Quand l’Europe esquisse sa défense sans Washington
C’est un discret basculement que Nicosie a abrité cette semaine. Réunis en sommet, les dirigeants de l’Union européenne ont chargé la Commission de préparer un protocole opérationnel pour l’article 42.7 du traité, cette clause d’assistance mutuelle longtemps restée théorique. La décision, annoncée par le président chypriote, traduit une inquiétude devenue existentielle : l’effritement accéléré du lien transatlantique sous les coups de boutoir de Donald Trump, qui menace de suspendre la participation de l’Espagne à l’OTAN pour son refus de soutenir la guerre en Iran et n’exclut plus de se retirer d’une alliance jugée ingrate.
Le retournement est spectaculaire. Jusqu’ici, évoquer une défense européenne hors du parapluie américain relevait du tabou dans la plupart des capitales. Mais les menaces répétées de la Maison-Blanche — y compris celle, sidérante, d’annexer le Groenland, territoire danois — ont convaincu les Vingt-Sept qu’il fallait dépasser l’ambiguïté stratégique. Du côté de Bruxelles, on insiste sur la clarté de l’obligation inscrite dans les textes : « le traité est très clair sur le quoi », a rappelé Ursula von der Leyen. Les Européens auraient désormais besoin d’un « comment » formalisé par la Commission, un mode d’emploi qui devra articuler capacités nationales et chaines de commandement sans attendre un éventuel feu vert américain.
Ce chantier défensif s’accompagne d’une volonté d’autonomie diplomatique au Proche-Orient. Alors que Washington et Tel-Aviv poursuivent leur guerre contre Téhéran, les dirigeants réunis à Chypre ont réaffirmé vouloir être « une partie de la solution » sans cautionner la logique de la force brute. Le président du Conseil européen, António Costa, a exigé la réouverture du détroit d’Ormuz « sans péages et dans le respect de la liberté de navigation », tout en écartant une levée des sanctions contre l’Iran, jugée prématurée par les chancelleries européennes. Emmanuel Macron, dont la voix porte au-delà de l’Hexagone, a plaidé pour que l’Europe « fasse davantage », plaidoyer entendu dans le sud du continent où l’on redoute un embrasement qui déstabiliserait l’Afrique du Nord et le Sahel, zones d’influence historique de Paris.
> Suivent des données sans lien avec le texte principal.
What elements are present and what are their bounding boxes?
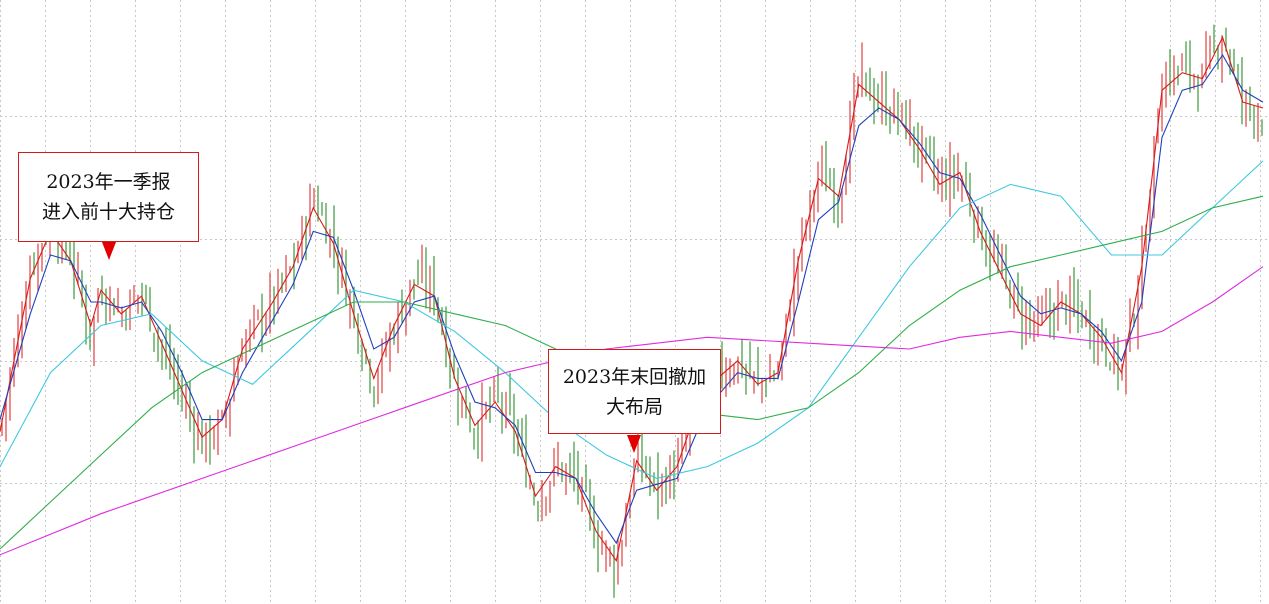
annotation-line: 2023年末回撤加	[562, 365, 707, 388]
annotation-year-end: 2023年末回撤加 大布局	[548, 349, 721, 434]
annotation-line: 进入前十大持仓	[41, 201, 175, 223]
annotation-q1-report: 2023年一季报 进入前十大持仓	[18, 152, 199, 242]
series-line-1	[0, 53, 1264, 545]
series-line-4	[0, 266, 1264, 556]
annotation-line: 2023年一季报	[46, 171, 171, 193]
candlesticks	[1, 24, 1263, 598]
marker-triangle	[102, 242, 116, 260]
series-line-2	[0, 160, 1264, 479]
annotation-line: 大布局	[605, 395, 663, 418]
marker-triangle	[627, 435, 641, 453]
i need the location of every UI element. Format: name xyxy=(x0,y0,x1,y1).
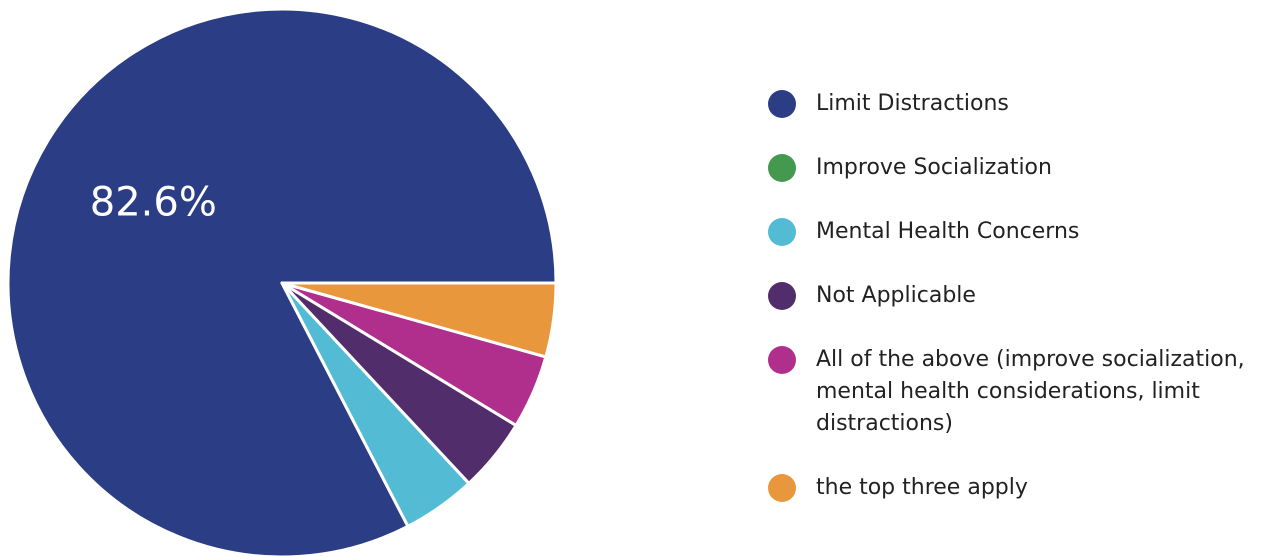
pie-slice-5 xyxy=(280,281,558,359)
legend-label: the top three apply xyxy=(816,475,1028,500)
legend-swatch-icon xyxy=(768,218,796,246)
legend-item-improve-socialization: Improve Socialization xyxy=(768,152,1258,184)
legend-item-all-of-the-above: All of the above (improve socialization,… xyxy=(768,344,1258,440)
legend-swatch-icon xyxy=(768,282,796,310)
legend-item-top-three-apply: the top three apply xyxy=(768,472,1258,504)
legend-swatch-icon xyxy=(768,474,796,502)
legend-swatch-icon xyxy=(768,346,796,374)
legend-label: Not Applicable xyxy=(816,283,976,308)
legend-swatch-icon xyxy=(768,154,796,182)
legend-item-mental-health-concerns: Mental Health Concerns xyxy=(768,216,1258,248)
chart-legend: Limit Distractions Improve Socialization… xyxy=(768,88,1258,536)
pie-chart: 82.6% xyxy=(6,7,558,557)
legend-label: Improve Socialization xyxy=(816,155,1052,180)
legend-item-limit-distractions: Limit Distractions xyxy=(768,88,1258,120)
legend-swatch-icon xyxy=(768,90,796,118)
pie-slice-data-label: 82.6% xyxy=(90,180,217,226)
legend-label: Mental Health Concerns xyxy=(816,219,1080,244)
legend-label: Limit Distractions xyxy=(816,91,1009,116)
legend-label: All of the above (improve socialization,… xyxy=(816,347,1245,436)
legend-item-not-applicable: Not Applicable xyxy=(768,280,1258,312)
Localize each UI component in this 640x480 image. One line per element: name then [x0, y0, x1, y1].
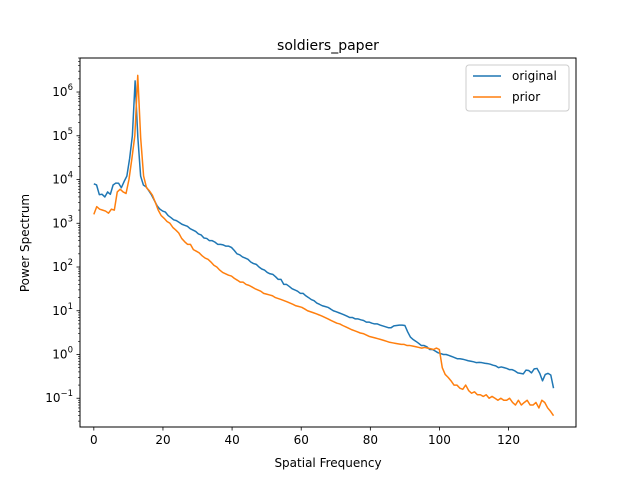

La perspective espagnole illustre l’épaisseur du fossé. Madrid, en s’opposant à la campagne iranienne, se retrouve sous la menace d’une suspension de l’OTAN, sanction inédite qui révèle la crispation d’une administration américaine ne tolérant plus la moindre nuance. Pour les capitales d’Europe méridionale et, au-delà, pour les opinions publiques francophones de Belgique ou du Canada qui suivent de près le débat atlantique, cette crispation consacre la fin de l’alignement automatique.
Reste que l’Europe avance en ordre dispersé. La rencontre avec des responsables du Liban, de l’Égypte, de la Syrie, de la Jordanie et du Conseil de coopération du Golfe, organisée en marge du sommet, démontre une volonté de peser collectivement sur la désescalade. Mais la crédibilité de cette ambition dépendra de la capacité des Européens à faire coïncider leur grammaire diplomatique avec une véritable autonomie de défense. L’activation du 42.7 pourrait devenir le creuset d’une Europe puissance, à condition que les États membres acceptent d’en partager le fardeau — et le risque — sans attendre le prochain coup de semonce venu d’outre-Atlantique.